New Delhi: Karnataka state could start issuing iron ore shipment permits within 15 days, two month after an export ban was lifted, but traders said they did not expect overseas sales to pick up before September when monsoon traditionally ends.
The southern state, which accounts for about a quarter of supplies from India, was ordered on 5 April by a court to lift an export ban on iron ore imposed last year in a drive against illegal mining and to keep supplies for local steelmakers.
Issuing of transport permits to traders had been delayed while the state puts in place infrastructure such as checkpoints and satellite tracking systems to prevent illegal mining.
“We plan to issue iron ore export permits soon,” said H. R. Srinivasa, director of Karnataka’s mines and geology department.
“We are giving final touches to the permit orders. We hope to clear the first batch of the export permits may be within a fortnight,” he said.

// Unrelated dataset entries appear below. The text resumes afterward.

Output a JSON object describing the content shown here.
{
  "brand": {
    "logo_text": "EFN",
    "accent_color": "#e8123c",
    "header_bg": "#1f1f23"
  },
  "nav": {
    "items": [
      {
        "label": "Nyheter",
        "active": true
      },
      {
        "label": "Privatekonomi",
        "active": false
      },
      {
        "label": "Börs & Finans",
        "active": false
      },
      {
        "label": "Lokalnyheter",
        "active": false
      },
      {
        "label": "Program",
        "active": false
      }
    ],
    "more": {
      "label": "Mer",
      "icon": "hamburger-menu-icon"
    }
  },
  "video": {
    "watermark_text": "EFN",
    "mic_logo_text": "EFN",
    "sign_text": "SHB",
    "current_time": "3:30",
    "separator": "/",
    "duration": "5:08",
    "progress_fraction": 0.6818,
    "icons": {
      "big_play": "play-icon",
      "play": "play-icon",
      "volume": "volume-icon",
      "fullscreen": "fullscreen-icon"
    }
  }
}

But while the state government has termed the delay as procedural, iron ore trade sources say they are concerned that the original ban and now the delay in resuming exports was due to a political battle between the federal government and India’s main opposition party, which rules Karnataka.
Bharatiya Janata Party had faced pressure from Congress party-led government to tackle accusations of corruption and illegal mining in Karnataka.
Indian iron ore traders also say there is pressure from domestic steelmakers to keep the commodity in the country.
“Political reasons could also delay the overseas sales and the iron ore exports could only pick up from October, once the four-month long rainy season gets over in September,” a Bangalore-based senior official working with a global trading firm said on condition of anonymity.
“There will not be any huge exports even if the Karnataka state government issues permits this month,” the official said.
Srinivasa said shipments could take place via big ports like Mangalore during the rainy season, but shipments via small ports could be hit due to logistical reasons caused by monsoon rains.
But traders differ with Srinivasa’s optimism.
“Exports could be possible during the monsoon season, but at a slow pace, not as fast as the state government promises,” said a Kolkata-based exporter who has business interest in the southern state.
During the monsoon, overseas shipments of iron ores come to almost a halt at ports in western Goa state, the main exporting province, and also in eastern Orissa state, the third biggest producer of the steel making raw material.
Iron ore traders say that the domestic steel-making lobby is more powerful than the iron ore export lobby, possibly retarding the pace of export growth in coming months.
The federal government has already quadrupled taxes on iron ore exports and raised freight rates to boost the domestic steel industry and create jobs.
The Karnataka export ban also resulted in an annual 13% decline in the iron ore shipments for state-run Shipping Corp of India to 87.3 million tonnes in 2010-11.
Tighter supplies from India, along side strong demand from China, had helped global prices soar, with spot prices hitting a record near $200 a tonne in mid-February.
Most of India’s approximately 100 million tonnes of iron ore exports land in China, which has the world’s largest steel industry.